Bien sûr, comme le montre la mesure que Ségur fait du malheureux scénario organisationnel, managérial et social des hôpitaux, chacun de ces projets a sa part d’ombre. Mais aussi, il faut bien l’avouer, son pourcentage de « lumière ». . . à gauche. Et toutes les mesures mises en place depuis le début de la crise pandémique dans l’économie, l’emploi, la culture ou la scolarisation (aucun pays n’a maintenu les écoles ouvertes aussi longtemps) ne peuvent qu’illustrer le sens de l’État auquel Emmanuel Macron est rattaché (ou a adhéré). .

Il existe cependant une erreur spécifique qui constitue une trahison de la principale « valeur » de la gauche : la lutte contre les inégalités et l’injustice. Cette trahison est favorisée par la fiscalité (notamment la suppression de l’ISF et, notamment, la réduction des impôts sur les sources de revenus du capital avec la création du taux unique forfaitaire), qui a contribué à enrichir copieusement les plus riches et les plus riches. à creuser certaines inégalités. Quant aux effets attendus sur la « relocalisation » (celui des fortunes exilées et celui des investissements), aucune étude depuis n’a pu les aider. Et l’inaction face aux trésors indécents accumulés pendant ou plutôt grâce à la crise pandémique, acquis indirectement (et rarement directement) grâce à de nombreux plans d’aides d’État, frise l’incompréhension. Les 137 milliards d’euros de bénéfices générés en 2021 par les sociétés du CAC 40 doivent-ils essentiellement servir aux portefeuilles d’actionnaires et/ou financer des rachats d’actions ? Il suffit à tout un chacun – universel, quelle que soit son idéologie – de se plonger dans le rapport d’Oxfam 2022 pour s’étouffer : « Les milliardaires français ont levé 236 milliards d’euros supplémentaires depuis le début de la pandémie il y a dix-neuf mois. Les cinq plus grosses fortunes des Français sensés ont doublé « Le monde a connu un nouveau milliardaire toutes les 26 heures, tandis que 160 millions de personnes supplémentaires sont tombées dans la pauvreté.
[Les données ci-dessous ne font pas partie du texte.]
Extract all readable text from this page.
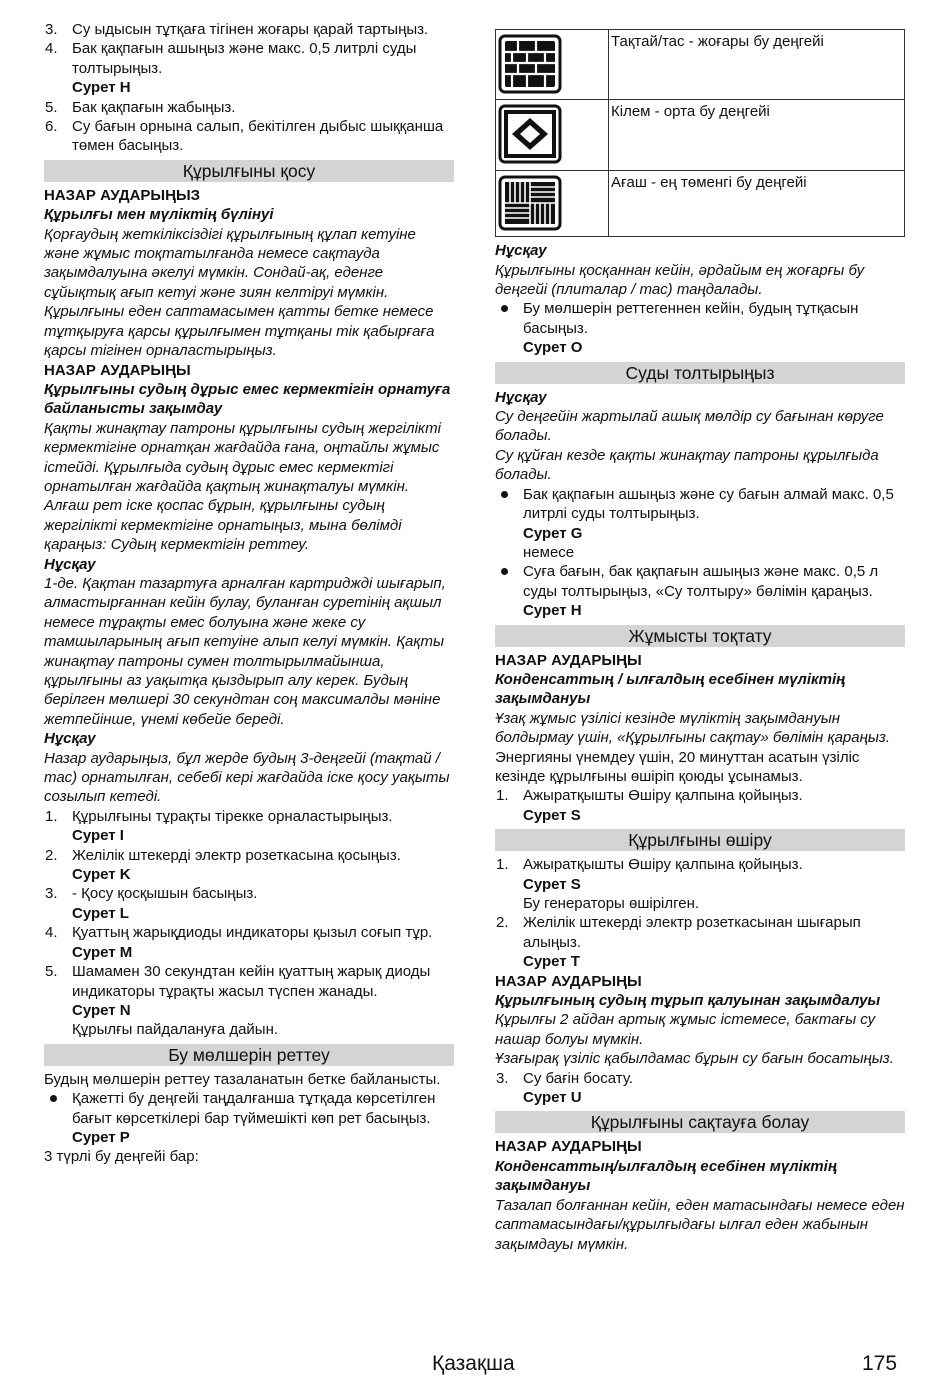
3. Су ыдысын тұтқаға тігінен жоғары қарай тартыңыз.
4. Бак қақпағын ашыңыз және макс. 0,5 литрлі суды толтырыңыз.
Сурет H
5. Бак қақпағын жабыңыз.
6. Су бағын орнына салып, бекітілген дыбыс шыққанша төмен басыңыз.
Құрылғыны қосу
НАЗАР АУДАРЫҢЫЗ
Құрылғы мен мүліктің бүлінуі
Қорғаудың жеткіліксіздігі құрылғының құлап кетуіне және жұмыс тоқтатылғанда немесе сақтауда зақымдалуына әкелуі мүмкін. Сондай-ақ, еденге сұйықтық ағып кетуі және зиян келтіруі мүмкін.
Құрылғыны еден саптамасымен қатты бетке немесе тұтқыруға қарсы құрылғымен тұтқаны тік қабырғаға қарсы тігінен орналастырыңыз.
НАЗАР АУДАРЫҢЫ
Құрылғыны судың дұрыс емес кермектігін орнатуға байланысты зақымдау
Қақты жинақтау патроны құрылғыны судың жергілікті кермектігіне орнатқан жағдайда ғана, оңтайлы жұмыс істейді. Құрылғыда судың дұрыс емес кермектігі орнатылған жағдайда қақтың жинақталуы мүмкін.
Алғаш рет іске қоспас бұрын, құрылғыны судың жергілікті кермектігіне орнатыңыз, мына бөлімді қараңыз: Судың кермектігін реттеу.
Нұсқау
1-де. Қақтан тазартуға арналған картриджді шығарып, алмастырғаннан кейін булау, буланған суретінің ақшыл немесе тұрақты емес болуына және жеке су тамшыларының ағып кетуіне алып келуі мүмкін. Қақты жинақтау патроны сумен толтырылмайынша, құрылғыны аз уақытқа қыздырып алу керек. Будың берілген мөлшері 30 секундтан соң максималды мәніне жетпейінше, үнемі көбейе береді.
Нұсқау
Назар аударыңыз, бұл жерде будың 3-деңгейі (тақтай / тас) орнатылған, себебі кері жағдайда іске қосу уақыты созылып кетеді.
1. Құрылғыны тұрақты тірекке орналастырыңыз.
Сурет I
2. Желілік штекерді электр розеткасына қосыңыз.
Сурет K
3. - Қосу қосқышын басыңыз.
Сурет L
4. Қуаттың жарықдиоды индикаторы қызыл соғып тұр.
Сурет M
5. Шамамен 30 секундтан кейін қуаттың жарық диоды индикаторы тұрақты жасыл түспен жанады.
Сурет N
Құрылғы пайдалануға дайын.
Бу мөлшерін реттеу
Будың мөлшерін реттеу тазаланатын бетке байланысты.
Қажетті бу деңгейі таңдалғанша тұтқада көрсетілген бағыт көрсеткілері бар түймешікті көп рет басыңыз.
Сурет P
3 түрлі бу деңгейі бар:
	Тақтай/тас - жоғары бу деңгейі
	Кілем - орта бу деңгейі
	Ағаш - ең төменгі бу деңгейі
Нұсқау
Құрылғыны қосқаннан кейін, әрдайым ең жоғарғы бу деңгейі (плиталар / тас) таңдалады.
Бу мөлшерін реттегеннен кейін, будың тұтқасын басыңыз.
Сурет O
Суды толтырыңыз
Нұсқау
Су деңгейін жартылай ашық мөлдір су бағынан көруге болады.
Су құйған кезде қақты жинақтау патроны құрылғыда болады.
Бак қақпағын ашыңыз және су бағын алмай макс. 0,5 литрлі суды толтырыңыз.
Сурет G
немесе
Суға бағын, бак қақпағын ашыңыз және макс. 0,5 л суды толтырыңыз, «Су толтыру» бөлімін қараңыз.
Сурет H
Жұмысты тоқтату
НАЗАР АУДАРЫҢЫ
Конденсаттың / ылғалдың есебінен мүліктің зақымдануы
Ұзақ жұмыс үзілісі кезінде мүліктің зақымдануын болдырмау үшін, «Құрылғыны сақтау» бөлімін қараңыз.
Энергияны үнемдеу үшін, 20 минуттан асатын үзіліс кезінде құрылғыны өшіріп қоюды ұсынамыз.
1. Ажыратқышты Өшіру қалпына қойыңыз.
Сурет S
Құрылғыны өшіру
1. Ажыратқышты Өшіру қалпына қойыңыз.
Сурет S
Бу генераторы өшірілген.
2. Желілік штекерді электр розеткасынан шығарып алыңыз.
Сурет T
НАЗАР АУДАРЫҢЫ
Құрылғының судың тұрып қалуынан зақымдалуы
Құрылғы 2 айдан артық жұмыс істемесе, бактағы су нашар болуы мүмкін.
Ұзағырақ үзіліс қабылдамас бұрын су бағын босатыңыз.
3. Су бағін босату.
Сурет U
Құрылғыны сақтауға болау
НАЗАР АУДАРЫҢЫ
Конденсаттың/ылғалдың есебінен мүліктің зақымдануы
Тазалап болғаннан кейін, еден матасындағы немесе еден саптамасындағы/құрылғыдағы ылғал еден жабынын зақымдауы мүмкін.
Қазақша	175
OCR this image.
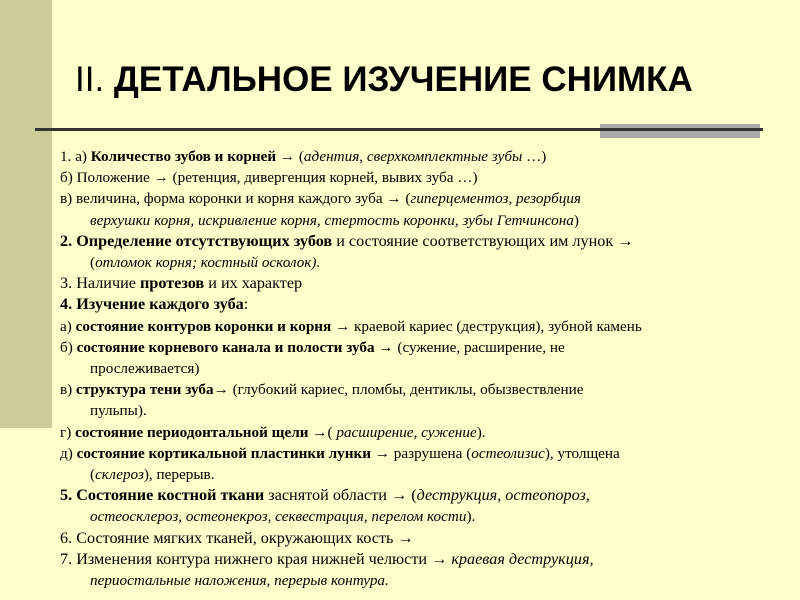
II. ДЕТАЛЬНОЕ ИЗУЧЕНИЕ СНИМКА
1. а) Количество зубов и корней → (адентия, сверхкомплектные зубы …)
б) Положение → (ретенция, дивергенция корней, вывих зуба …)
в) величина, форма коронки и корня каждого зуба → (гиперцементоз, резорбция
верхушки корня, искривление корня, стертость коронки, зубы Гетчинсона)
2. Определение отсутствующих зубов и состояние соответствующих им лунок →
(отломок корня; костный осколок).
3. Наличие протезов и их характер
4. Изучение каждого зуба:
а) состояние контуров коронки и корня → краевой кариес (деструкция), зубной камень
б) состояние корневого канала и полости зуба → (сужение, расширение, не
прослеживается)
в) структура тени зуба→ (глубокий кариес, пломбы, дентиклы, обызвествление
пульпы).
г) состояние периодонтальной щели →( расширение, сужение).
д) состояние кортикальной пластинки лунки → разрушена (остеолизис), утолщена
(склероз), перерыв.
5. Состояние костной ткани заснятой области → (деструкция, остеопороз,
остеосклероз, остеонекроз, секвестрация, перелом кости).
6. Состояние мягких тканей, окружающих кость →
7. Изменения контура нижнего края нижней челюсти → краевая деструкция,
периостальные наложения, перерыв контура.
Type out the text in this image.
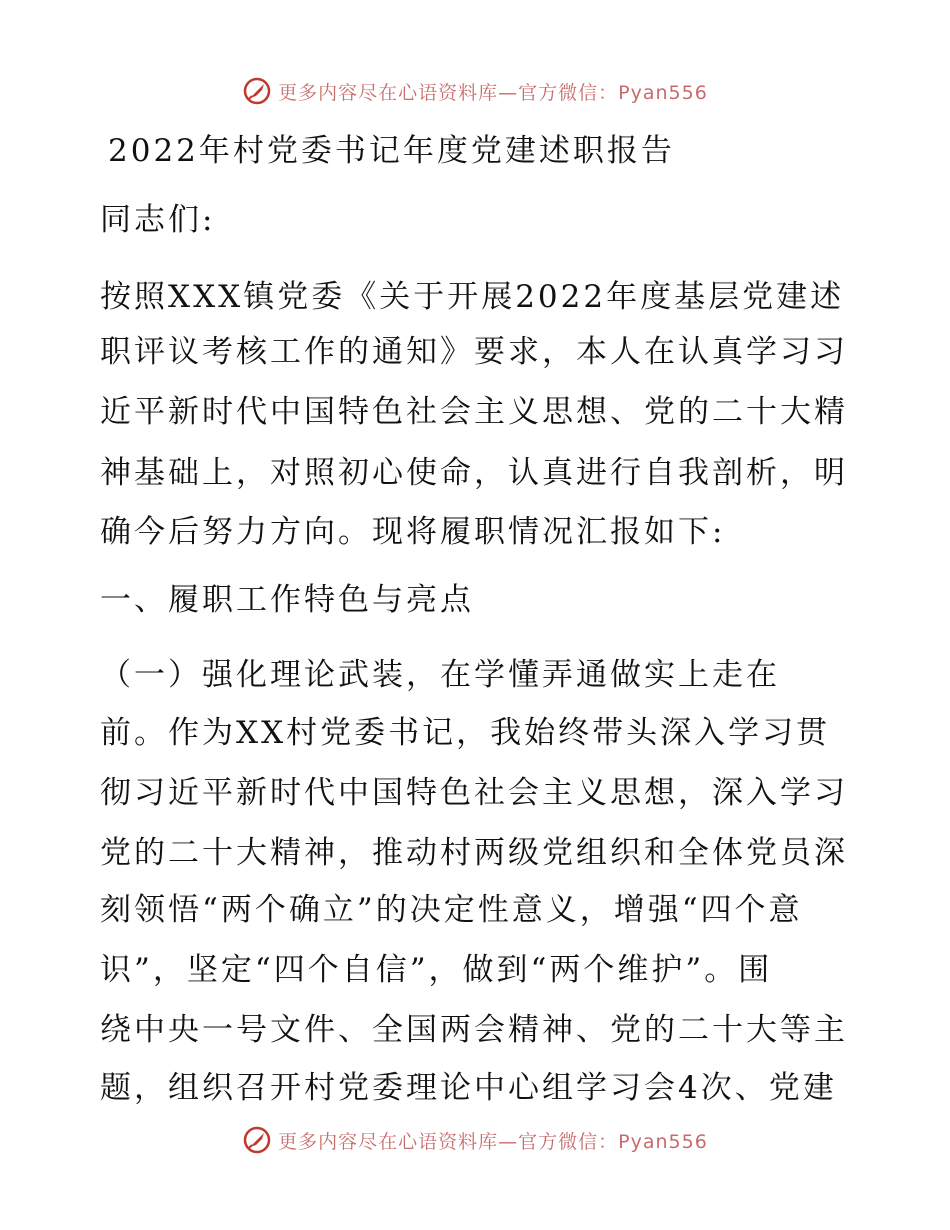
更多内容尽在心语资料库—官方微信：Pyan556
2022年村党委书记年度党建述职报告
同志们:
按照XXX镇党委《关于开展2022年度基层党建述
职评议考核工作的通知》要求，本人在认真学习习
近平新时代中国特色社会主义思想、党的二十大精
神基础上，对照初心使命，认真进行自我剖析，明
确今后努力方向。现将履职情况汇报如下:
一、履职工作特色与亮点
（一）强化理论武装，在学懂弄通做实上走在
前。作为XX村党委书记，我始终带头深入学习贯
彻习近平新时代中国特色社会主义思想，深入学习
党的二十大精神，推动村两级党组织和全体党员深
刻领悟“两个确立”的决定性意义，增强“四个意
识”，坚定“四个自信”，做到“两个维护”。围
绕中央一号文件、全国两会精神、党的二十大等主
题，组织召开村党委理论中心组学习会4次、党建
更多内容尽在心语资料库—官方微信：Pyan556
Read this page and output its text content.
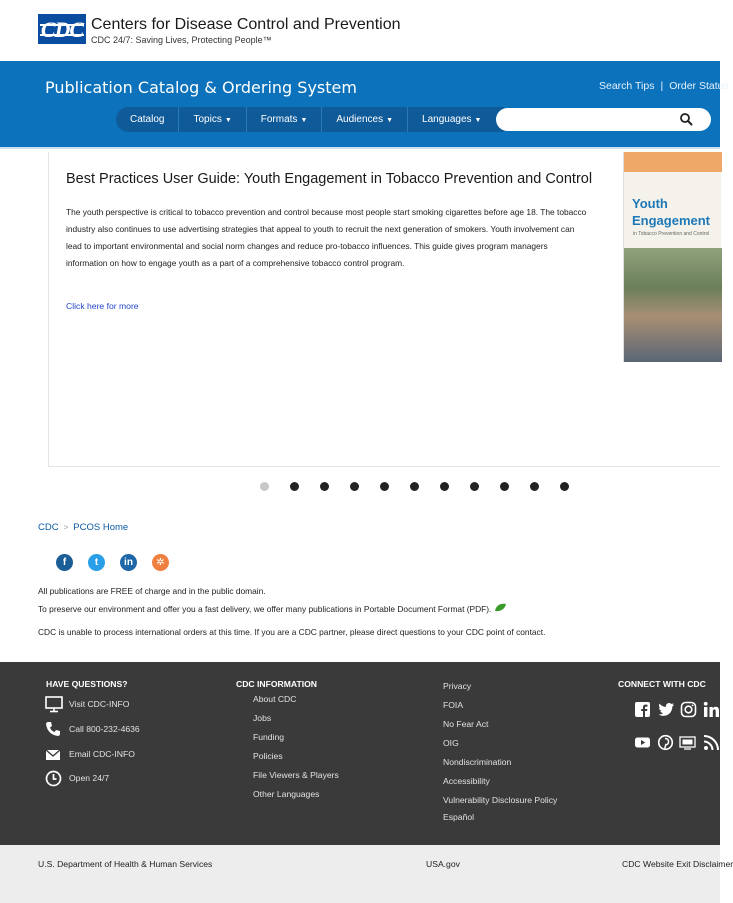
CDC Centers for Disease Control and Prevention
CDC 24/7: Saving Lives, Protecting People™
Publication Catalog & Ordering System	Search Tips | Order Status
Catalog	Topics ▼	Formats ▼	Audiences ▼	Languages ▼
Best Practices User Guide: Youth Engagement in Tobacco Prevention and Control
The youth perspective is critical to tobacco prevention and control because most people start smoking cigarettes before age 18. The tobacco industry also continues to use advertising strategies that appeal to youth to recruit the next generation of smokers. Youth involvement can lead to important environmental and social norm changes and reduce pro-tobacco influences. This guide gives program managers information on how to engage youth as a part of a comprehensive tobacco control program.
Click here for more
Youth
Engagement
in Tobacco Prevention and Control
CDC > PCOS Home
f	t	in	✲
All publications are FREE of charge and in the public domain.
To preserve our environment and offer you a fast delivery, we offer many publications in Portable Document Format (PDF).
CDC is unable to process international orders at this time. If you are a CDC partner, please direct questions to your CDC point of contact.
HAVE QUESTIONS?
Visit CDC-INFO
Call 800-232-4636
Email CDC-INFO
Open 24/7
CDC INFORMATION
About CDC
Jobs
Funding
Policies
File Viewers & Players
Other Languages
Privacy
FOIA
No Fear Act
OIG
Nondiscrimination
Accessibility
Vulnerability Disclosure Policy
Español
CONNECT WITH CDC
U.S. Department of Health & Human Services	USA.gov	CDC Website Exit Disclaimer
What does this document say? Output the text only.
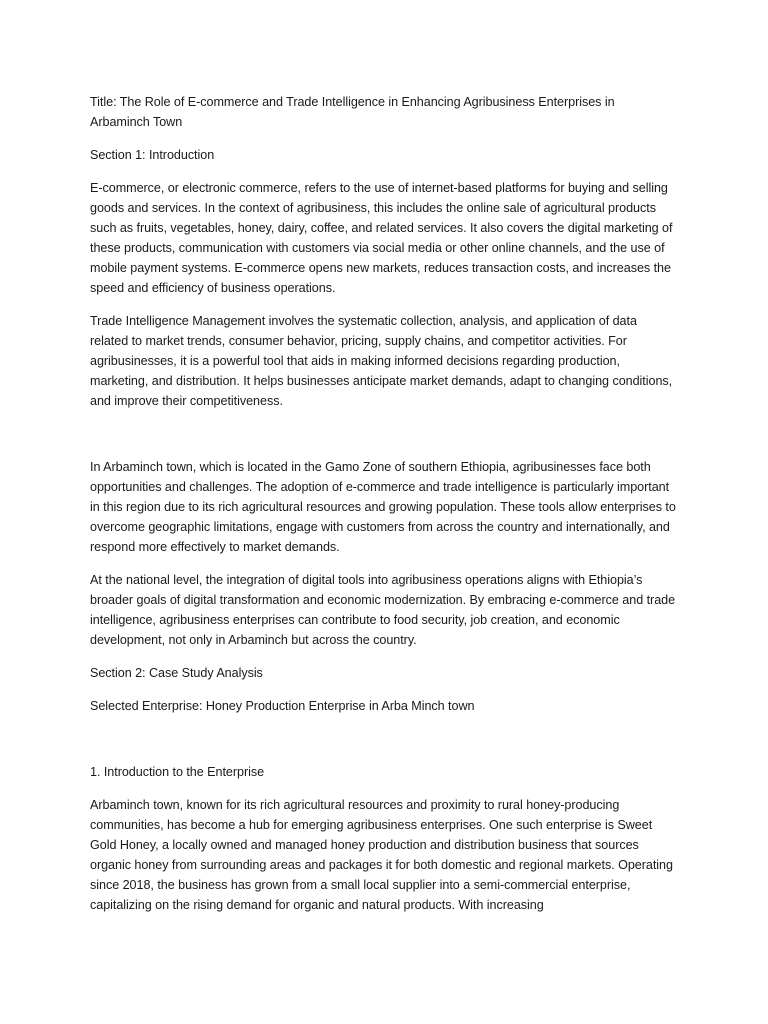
Title: The Role of E-commerce and Trade Intelligence in Enhancing Agribusiness Enterprises in Arbaminch Town

Section 1: Introduction

E-commerce, or electronic commerce, refers to the use of internet-based platforms for buying and selling goods and services. In the context of agribusiness, this includes the online sale of agricultural products such as fruits, vegetables, honey, dairy, coffee, and related services. It also covers the digital marketing of these products, communication with customers via social media or other online channels, and the use of mobile payment systems. E-commerce opens new markets, reduces transaction costs, and increases the speed and efficiency of business operations.

Trade Intelligence Management involves the systematic collection, analysis, and application of data related to market trends, consumer behavior, pricing, supply chains, and competitor activities. For agribusinesses, it is a powerful tool that aids in making informed decisions regarding production, marketing, and distribution. It helps businesses anticipate market demands, adapt to changing conditions, and improve their competitiveness.

In Arbaminch town, which is located in the Gamo Zone of southern Ethiopia, agribusinesses face both opportunities and challenges. The adoption of e-commerce and trade intelligence is particularly important in this region due to its rich agricultural resources and growing population. These tools allow enterprises to overcome geographic limitations, engage with customers from across the country and internationally, and respond more effectively to market demands.

At the national level, the integration of digital tools into agribusiness operations aligns with Ethiopia’s broader goals of digital transformation and economic modernization. By embracing e-commerce and trade intelligence, agribusiness enterprises can contribute to food security, job creation, and economic development, not only in Arbaminch but across the country.

Section 2: Case Study Analysis

Selected Enterprise: Honey Production Enterprise in Arba Minch town

1. Introduction to the Enterprise

Arbaminch town, known for its rich agricultural resources and proximity to rural honey-producing communities, has become a hub for emerging agribusiness enterprises. One such enterprise is Sweet Gold Honey, a locally owned and managed honey production and distribution business that sources organic honey from surrounding areas and packages it for both domestic and regional markets. Operating since 2018, the business has grown from a small local supplier into a semi-commercial enterprise, capitalizing on the rising demand for organic and natural products. With increasing
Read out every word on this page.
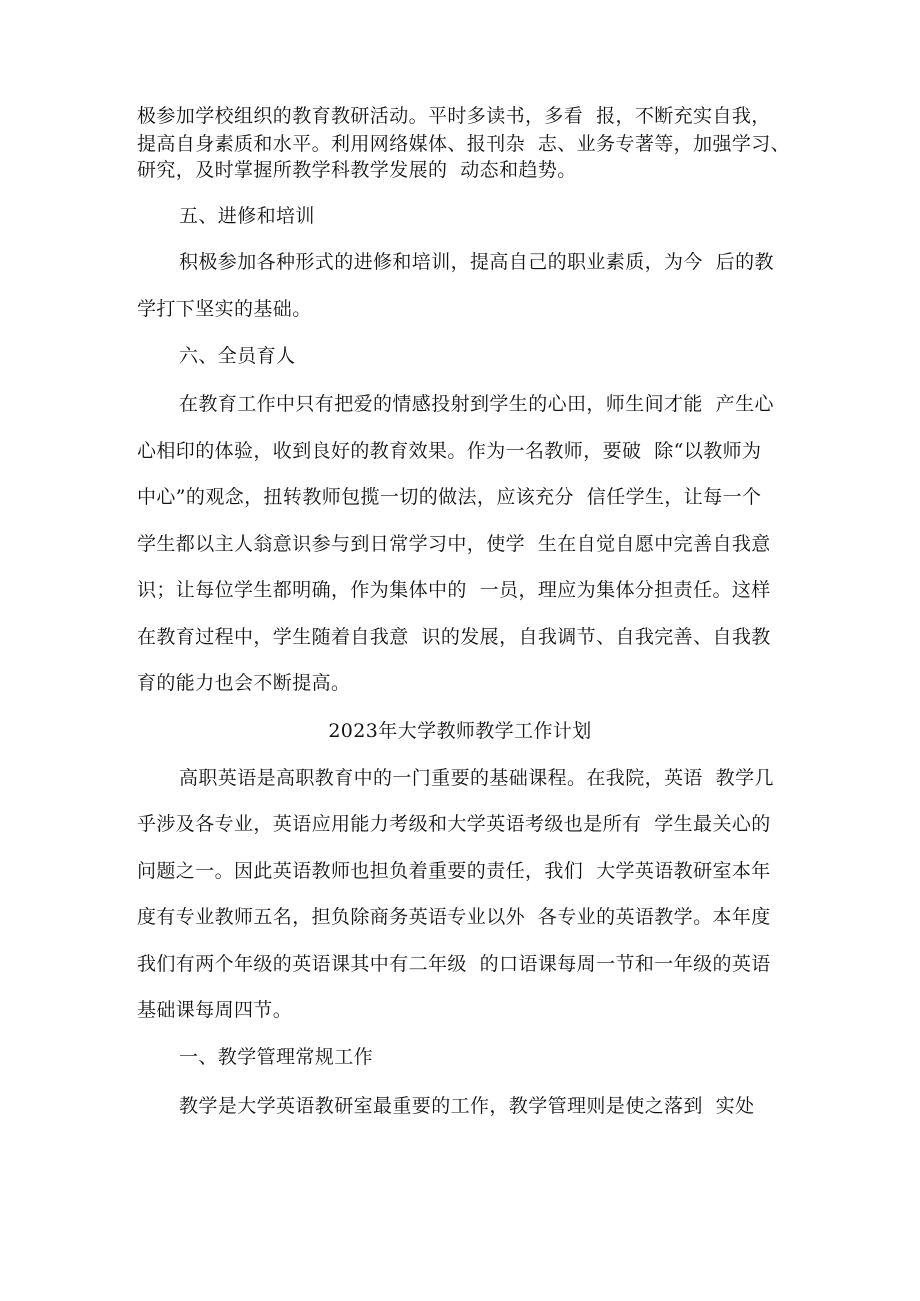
极参加学校组织的教育教研活动。平时多读书，多看  报，不断充实自我，
提高自身素质和水平。利用网络媒体、报刊杂  志、业务专著等，加强学习、
研究，及时掌握所教学科教学发展的  动态和趋势。
五、进修和培训
积极参加各种形式的进修和培训，提高自己的职业素质，为今  后的教
学打下坚实的基础。
六、全员育人
在教育工作中只有把爱的情感投射到学生的心田，师生间才能  产生心
心相印的体验，收到良好的教育效果。作为一名教师，要破  除“以教师为
中心”的观念，扭转教师包揽一切的做法，应该充分  信任学生，让每一个
学生都以主人翁意识参与到日常学习中，使学  生在自觉自愿中完善自我意
识；让每位学生都明确，作为集体中的  一员，理应为集体分担责任。这样
在教育过程中，学生随着自我意  识的发展，自我调节、自我完善、自我教
育的能力也会不断提高。
2023年大学教师教学工作计划
高职英语是高职教育中的一门重要的基础课程。在我院，英语  教学几
乎涉及各专业，英语应用能力考级和大学英语考级也是所有  学生最关心的
问题之一。因此英语教师也担负着重要的责任，我们  大学英语教研室本年
度有专业教师五名，担负除商务英语专业以外  各专业的英语教学。本年度
我们有两个年级的英语课其中有二年级  的口语课每周一节和一年级的英语
基础课每周四节。
一、教学管理常规工作
教学是大学英语教研室最重要的工作，教学管理则是使之落到  实处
Cette couverture des riches avait (en partie) coûté à Nicolas Sarkozy sa réélection en 2012, après avoir servi de slogan à François Hollande, déterminé à concentrer ses flèches sur une cible, « le monde de la finance ». Il est peu probable que le même argument ait les mêmes effets dix ans plus tard. L’apathie de l’électorat classique de gauche à l’égard de la position d’Emmanuel Macron en la matière ne cesse de susciter des interrogations : la croyance aux inégalités et aux injustices n’est-elle plus aussi prégnante qu’autrefois ?N’est-ce pas la lutte pour réduire les inégalités injustes ? Ne sont-ils plus aussi cardinaux à gauche ?La solidarité et la fraternité, ces deux attributs de l’identité gauchiste, sont-elles en train de s’éroder, voire de se ruiner dans une société qui n’a peut-être jamais été aussi fragmentée et individualiste ?

Au final, Emmanuel Macron a observé à travers le prisme de la gauche que ce sont de grandes promesses et des réalisations insuffisantes. C’est aussi une question : peut-on faire fondre le libéralisme économique et ses corollaires sur le travail, le mérite, etc. ? -Dans les revendications de justice exprimées à gauche ? Manuel Valls en fut le premier en France à s’en convaincre et, sans aucun doute, la fameuse « troisième voie », fécondée à la fin du XIXe siècle et relancée par le trio Blair, Schröder et Clinton, existe. Depuis 2017, Emmanuel Macron a travaillé pour le rendre transparent, mais il reste encore trop de mauvaises herbes qui le recouvrent. Une certitude cependant : s’il est déclaré vainqueur dans la nuit du 24 avril puis dégagé de toute contestation de réélection cinq ans plus tard, il aura les clés pour révéler qui il est, il aura la liberté d’honorer ce qu’il est réellement. est : un adepte ou un imposteur de gauche, un contempteur ou un fantôme de droite. Il sera alors obligatoire de lire en détail sa politique en faveur de l’environnement (climat, énergie, transports, biodiversité, etc. ), car elle est appelée à constituer l’ossature de toute politique générale – économique, sociale, infrastructurelle. , éducatif, agricole, etc. -. Si l’électorat de gauche lui donne une seconde chance, c’est à lui de ne plus leur nuire ni les trahir.